Training with enhanced feedback (enhanced feedback training)

One area where you can use muscle soreness to your advantage is so-called enhanced feedback training. When it comes to being able to stimulate a specific muscle group to grow, the first step is to learn how to maximize the recruitment and involvement of that muscle group in exercises.

I see a lot of beginners asking where they should feel a specific exercise when they perform it. Often, they don't really feel the muscles that are doing the work - they don't feel the hard contraction that is used to produce tension and force. And if I can't really feel a muscle, then I can't make it grow - at least not to its maximum potential.

The same is often true for more advanced exercisers who can't feel one of the muscles involved in a multi-joint exercise working. For example, they might feel their front shoulder muscles and triceps during the bench press, but not their pecs. In this case, learning to feel the "weaker" contraction of that muscle while performing the exercise is the first step on the way to compensating for a weakness that is holding them back.

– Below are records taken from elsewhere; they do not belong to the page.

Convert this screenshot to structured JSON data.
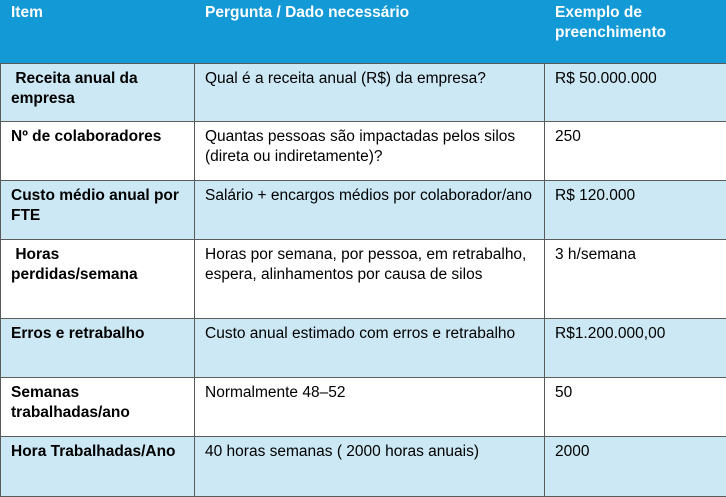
{
  "table": {
    "headers": [
      "Item",
      "Pergunta / Dado necessário",
      "Exemplo de preenchimento"
    ],
    "rows": [
      {
        "item": " Receita anual da empresa",
        "question": "Qual é a receita anual (R$) da empresa?",
        "example": "R$ 50.000.000"
      },
      {
        "item": "Nº de colaboradores",
        "question": "Quantas pessoas são impactadas pelos silos (direta ou indiretamente)?",
        "example": "250"
      },
      {
        "item": "Custo médio anual por FTE",
        "question": "Salário + encargos médios por colaborador/ano",
        "example": "R$ 120.000"
      },
      {
        "item": " Horas perdidas/semana",
        "question": "Horas por semana, por pessoa, em retrabalho, espera, alinhamentos por causa de silos",
        "example": "3 h/semana"
      },
      {
        "item": "Erros e retrabalho",
        "question": "Custo anual estimado com erros e retrabalho",
        "example": "R$1.200.000,00"
      },
      {
        "item": "Semanas trabalhadas/ano",
        "question": "Normalmente 48–52",
        "example": "50"
      },
      {
        "item": "Hora Trabalhadas/Ano",
        "question": "40 horas semanas ( 2000 horas anuais)",
        "example": "2000"
      }
    ]
  },
  "colors": {
    "header_bg": "#1299d6",
    "header_text": "#ffffff",
    "shaded_row_bg": "#cce8f4",
    "plain_row_bg": "#ffffff",
    "border": "#5a5a5a"
  }
}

One of the benefits of muscle soreness is that you become more aware of the affected muscle. Even at rest, you will feel it more strongly. It is therefore not surprising that you will clearly feel the sore muscle while performing an exercise. This is something that will improve the mind-muscle connection and therefore represents an investment in future gains that you can stimulate due to this improved mind-muscle connection.

Will training a muscle where you feel soreness interrupt the repair process?

That's a fair question, but the answer is "no."
Studies have shown that a second training session for a muscle group (before the muscle has fully recovered) does not disrupt or interrupt markers for the repair process, including protein synthesis.

Muscle repair is not something that occurs over a specific period of time. Your body is continuously repairing and changing its structure. It's not like: destroy the muscle during training, repair it during the following training break and when the repair/growth process is complete, the overall process ends. No, there is a continuous process of building and breaking down protein in your muscles. Think of repair as something that happens 24 hours a day, 7 days a week. The body is continuously "working" on its muscles. Training a muscle where you feel soreness does not stop or delay the repair process - it simply changes the tasks that need to be performed during that repair process.

Of course, it's obviously best to rest a muscle in which you feel very sore...almost. Some light physical activity will speed up recovery. Even brisk walking will help. Think of this light physical activity as a way to increase blood flow and transport nutrients to the muscles.

Stay objective and grow

A lot of people use muscle soreness to judge their exercise performance and they continually strive to achieve extreme muscle soreness. If they don't get sore muscles, then they train even harder and more intensely, often resulting in training loads that exceed what their body can optimally recover from. This leads to stagnation and frustration. Understanding muscle soreness a little better will help you stay more objective in your training.